Bombs exploded in a crowded jewelry market and a historical landmark in Bombay on Monday, killing at least 42 people, wounding 150 others and shaking buildings in India's financial capital.

Bombs exploded in a crowded jewelry market and a historical landmark in Bombay on Monday, killing at least 42 people, wounding 150 others and shaking buildings in India's financial capital.

Police said the bombs had been hidden in the trunks of two taxis and exploded within five minutes of each other.

No terrorist group has yet claimed responsibility for the attacks, which came hours after the release of a long-anticipated archaeological report on a religious site in northern India claimed by both Hindus and Muslims. The dispute has been linked to previous bombings.

Police issued security alerts for Bombay and New Delhi, the Indian capital, after the explosions, calling policemen back from leave in case of further trouble.

One explosion was at the Gateway of India, a famous seaside landmark and tourist attraction built by India's former British colonizers to commemorate the 1911 visit of King George V.

The other bomb rocked the Zaveri Bazaar, a crowded market of jewelry stores. Both spots are in southern Bombay.

Stock prices fell quickly following the blast reports. The benchmark index of Bombay Stock Exchange, the Sensex, closed at 4,005, down 119 points or 3 percent.

Nuclear rival Pakistan, with whom India has engaged in decades of bloodshed, condemned the attacks. The neighbours have fought three wars - two over the divided region of Kashmir - and nearly started a fourth last December. New Delhi accuses Pakistan of supporting militants, which Islamabad denies.

"We deplore these attacks and we sympathize with the victims and their families.
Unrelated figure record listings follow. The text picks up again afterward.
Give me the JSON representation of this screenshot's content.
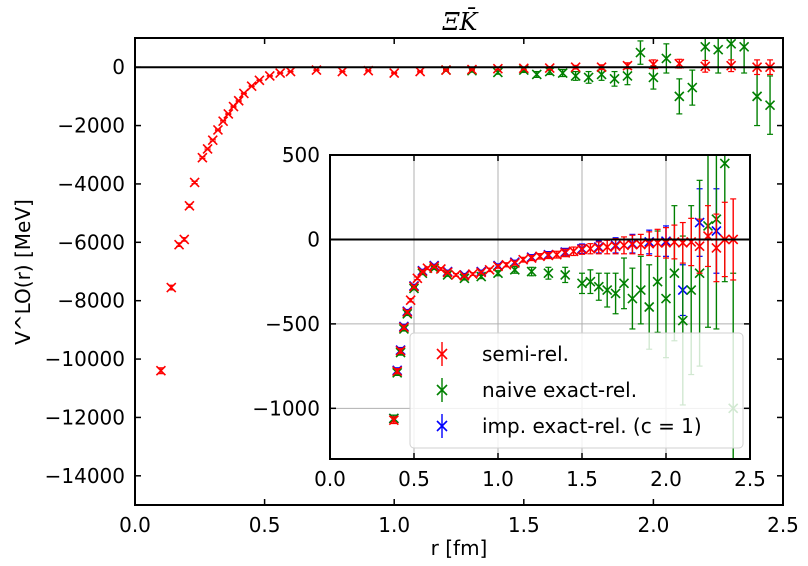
{
  "chart_data": [
    {
      "type": "scatter",
      "title": "ΞK̄",
      "xlabel": "r [fm]",
      "ylabel": "V^LO(r) [MeV]",
      "xlim": [
        0.0,
        2.5
      ],
      "ylim": [
        -15000,
        1000
      ],
      "xticks": [
        "0.0",
        "0.5",
        "1.0",
        "1.5",
        "2.0",
        "2.5"
      ],
      "yticks": [
        "0",
        "−2000",
        "−4000",
        "−6000",
        "−8000",
        "−10000",
        "−12000",
        "−14000"
      ],
      "xtick_values": [
        0.0,
        0.5,
        1.0,
        1.5,
        2.0,
        2.5
      ],
      "ytick_values": [
        0,
        -2000,
        -4000,
        -6000,
        -8000,
        -10000,
        -12000,
        -14000
      ],
      "grid": false,
      "hline_at": 0,
      "marker": "x",
      "series": [
        {
          "name": "semi-rel.",
          "color": "#ff0000",
          "x": [
            0.1,
            0.14,
            0.17,
            0.19,
            0.21,
            0.23,
            0.26,
            0.28,
            0.3,
            0.32,
            0.34,
            0.36,
            0.38,
            0.4,
            0.42,
            0.45,
            0.48,
            0.52,
            0.56,
            0.6,
            0.7,
            0.8,
            0.9,
            1.0,
            1.1,
            1.2,
            1.3,
            1.4,
            1.5,
            1.6,
            1.7,
            1.8,
            1.9,
            2.0,
            2.1,
            2.2,
            2.3,
            2.4,
            2.45
          ],
          "y": [
            -10400,
            -7550,
            -6080,
            -5900,
            -4750,
            -3950,
            -3100,
            -2800,
            -2500,
            -2150,
            -1850,
            -1600,
            -1350,
            -1150,
            -900,
            -650,
            -450,
            -300,
            -200,
            -150,
            -100,
            -150,
            -120,
            -200,
            -150,
            -100,
            -80,
            -50,
            -40,
            -30,
            0,
            0,
            50,
            100,
            120,
            30,
            50,
            0,
            0
          ],
          "err": [
            100,
            80,
            60,
            60,
            50,
            40,
            30,
            30,
            30,
            25,
            25,
            20,
            20,
            20,
            15,
            15,
            10,
            10,
            10,
            10,
            10,
            10,
            15,
            20,
            20,
            20,
            25,
            30,
            40,
            50,
            60,
            80,
            100,
            150,
            150,
            200,
            200,
            250,
            250
          ]
        },
        {
          "name": "naive exact-rel.",
          "color": "#008000",
          "x": [
            1.2,
            1.3,
            1.4,
            1.5,
            1.55,
            1.6,
            1.65,
            1.7,
            1.75,
            1.8,
            1.85,
            1.9,
            1.95,
            2.0,
            2.05,
            2.1,
            2.15,
            2.2,
            2.25,
            2.3,
            2.35,
            2.4,
            2.45
          ],
          "y": [
            -100,
            -120,
            -180,
            -100,
            -250,
            -150,
            -200,
            -300,
            -350,
            -250,
            -400,
            -300,
            500,
            -350,
            300,
            -1000,
            -700,
            700,
            600,
            800,
            700,
            -1000,
            -1300
          ],
          "err": [
            40,
            50,
            60,
            80,
            100,
            100,
            120,
            150,
            200,
            200,
            250,
            300,
            400,
            400,
            500,
            600,
            600,
            700,
            800,
            800,
            900,
            1000,
            1000
          ]
        }
      ]
    },
    {
      "type": "scatter",
      "title": "",
      "xlabel": "",
      "ylabel": "",
      "xlim": [
        0.0,
        2.5
      ],
      "ylim": [
        -1300,
        500
      ],
      "xticks": [
        "0.0",
        "0.5",
        "1.0",
        "1.5",
        "2.0",
        "2.5"
      ],
      "yticks": [
        "500",
        "0",
        "−500",
        "−1000"
      ],
      "xtick_values": [
        0.0,
        0.5,
        1.0,
        1.5,
        2.0,
        2.5
      ],
      "ytick_values": [
        500,
        0,
        -500,
        -1000
      ],
      "grid": true,
      "hline_at": 0,
      "marker": "x",
      "legend_position": "lower-right",
      "series": [
        {
          "name": "semi-rel.",
          "color": "#ff0000",
          "x": [
            0.38,
            0.4,
            0.42,
            0.44,
            0.46,
            0.48,
            0.5,
            0.52,
            0.55,
            0.58,
            0.62,
            0.66,
            0.7,
            0.75,
            0.8,
            0.85,
            0.9,
            0.95,
            1.0,
            1.05,
            1.1,
            1.15,
            1.2,
            1.25,
            1.3,
            1.35,
            1.4,
            1.45,
            1.5,
            1.55,
            1.6,
            1.65,
            1.7,
            1.75,
            1.8,
            1.85,
            1.9,
            1.95,
            2.0,
            2.05,
            2.1,
            2.15,
            2.2,
            2.25,
            2.3,
            2.35,
            2.4
          ],
          "y": [
            -1070,
            -780,
            -660,
            -520,
            -430,
            -360,
            -280,
            -230,
            -190,
            -170,
            -160,
            -175,
            -195,
            -210,
            -215,
            -205,
            -195,
            -180,
            -160,
            -150,
            -140,
            -120,
            -110,
            -100,
            -95,
            -90,
            -80,
            -70,
            -60,
            -55,
            -50,
            -45,
            -40,
            -35,
            -30,
            -30,
            -25,
            -20,
            -20,
            -15,
            -20,
            -15,
            -40,
            20,
            -50,
            0,
            0
          ],
          "err": [
            20,
            15,
            15,
            12,
            10,
            10,
            8,
            8,
            8,
            8,
            8,
            8,
            8,
            8,
            8,
            8,
            8,
            10,
            10,
            12,
            12,
            14,
            15,
            16,
            18,
            20,
            22,
            25,
            28,
            30,
            35,
            40,
            45,
            50,
            55,
            60,
            70,
            80,
            90,
            100,
            120,
            140,
            160,
            180,
            200,
            220,
            240
          ]
        },
        {
          "name": "naive exact-rel.",
          "color": "#008000",
          "x": [
            0.38,
            0.4,
            0.42,
            0.44,
            0.46,
            0.5,
            0.55,
            0.62,
            0.7,
            0.8,
            0.9,
            1.0,
            1.1,
            1.2,
            1.3,
            1.4,
            1.5,
            1.55,
            1.6,
            1.65,
            1.7,
            1.75,
            1.8,
            1.85,
            1.9,
            1.95,
            2.0,
            2.05,
            2.1,
            2.15,
            2.2,
            2.25,
            2.3,
            2.35,
            2.4
          ],
          "y": [
            -1060,
            -790,
            -670,
            -530,
            -440,
            -290,
            -200,
            -170,
            -210,
            -230,
            -220,
            -200,
            -180,
            -190,
            -200,
            -210,
            -260,
            -250,
            -280,
            -300,
            -320,
            -260,
            -350,
            -300,
            -400,
            -250,
            -350,
            -200,
            -480,
            -300,
            -200,
            80,
            120,
            450,
            -1000
          ],
          "err": [
            20,
            15,
            15,
            12,
            10,
            8,
            8,
            8,
            8,
            10,
            12,
            15,
            20,
            25,
            35,
            45,
            60,
            70,
            80,
            100,
            120,
            150,
            180,
            200,
            250,
            300,
            350,
            400,
            500,
            500,
            550,
            600,
            650,
            700,
            800
          ]
        },
        {
          "name": "imp. exact-rel. (c = 1)",
          "color": "#0000ff",
          "x": [
            0.38,
            0.4,
            0.42,
            0.44,
            0.46,
            0.5,
            0.55,
            0.62,
            0.7,
            0.8,
            0.9,
            1.0,
            1.1,
            1.2,
            1.3,
            1.4,
            1.5,
            1.6,
            1.7,
            1.8,
            1.9,
            2.0,
            2.1,
            2.2,
            2.3
          ],
          "y": [
            -1060,
            -775,
            -655,
            -515,
            -425,
            -275,
            -185,
            -155,
            -190,
            -210,
            -190,
            -155,
            -135,
            -105,
            -90,
            -75,
            -55,
            -45,
            -35,
            -25,
            -15,
            -10,
            -300,
            100,
            50
          ],
          "err": [
            20,
            15,
            15,
            12,
            10,
            8,
            8,
            8,
            8,
            8,
            8,
            10,
            12,
            15,
            18,
            22,
            28,
            35,
            45,
            55,
            70,
            90,
            150,
            200,
            250
          ]
        }
      ]
    }
  ],
  "legend": {
    "items": [
      {
        "label": "semi-rel.",
        "color": "#ff0000"
      },
      {
        "label": "naive exact-rel.",
        "color": "#008000"
      },
      {
        "label": "imp. exact-rel. (c = 1)",
        "color": "#0000ff"
      }
    ]
  }
}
Civilians have been targeted according to the news reports we have been hearing and we condemn all acts of terrorism," Pakistan Foreign Ministry spokesman Masood Khan said. "I think that such wanton targeting of civilians should be condemned in the strongest possible terms."

A taxi driver has been detained for questioning by police who suspect a bomb was planted in his taxi, which was parked in the public parking lot at the Gateway of India.

The explosions came just hours after the release of the archaeological report on the religious site in the northern town of Ayodhya.

In March, a bomb attack on a Bombay train, which police blamed on Islamic militants, killed 11 people and wounded 64 others. That explosion came a day after the 10th anniversary of a series of bombings in Bombay - also blamed on Islamic militants - which killed more than 250 people and injured 1,000.

Police say those bombings were in retaliation for the 1992 destruction by Hindus mobs of the 16th-century Ayodhya mosque, and to avenge Muslim deaths in riots that followed. A bloody attack on Hindus who want to build a temple there set off revenge rioting in western Gujarat state that killed more than 1,000 people, mostly Muslims, in early 2002.

Some Hindus claim the mosque was built centuries ago on the ruins of a Hindu temple that marked the birthplace of their supreme god, Rama.

The report, issued by the government archaeological agency, indicated there had been some sort of ancient structure at the site, lawyers for both sides said, though they disagreed on whether it said there had actually been a temple.

The report was released to lawyers and has not been made available to the public or the media.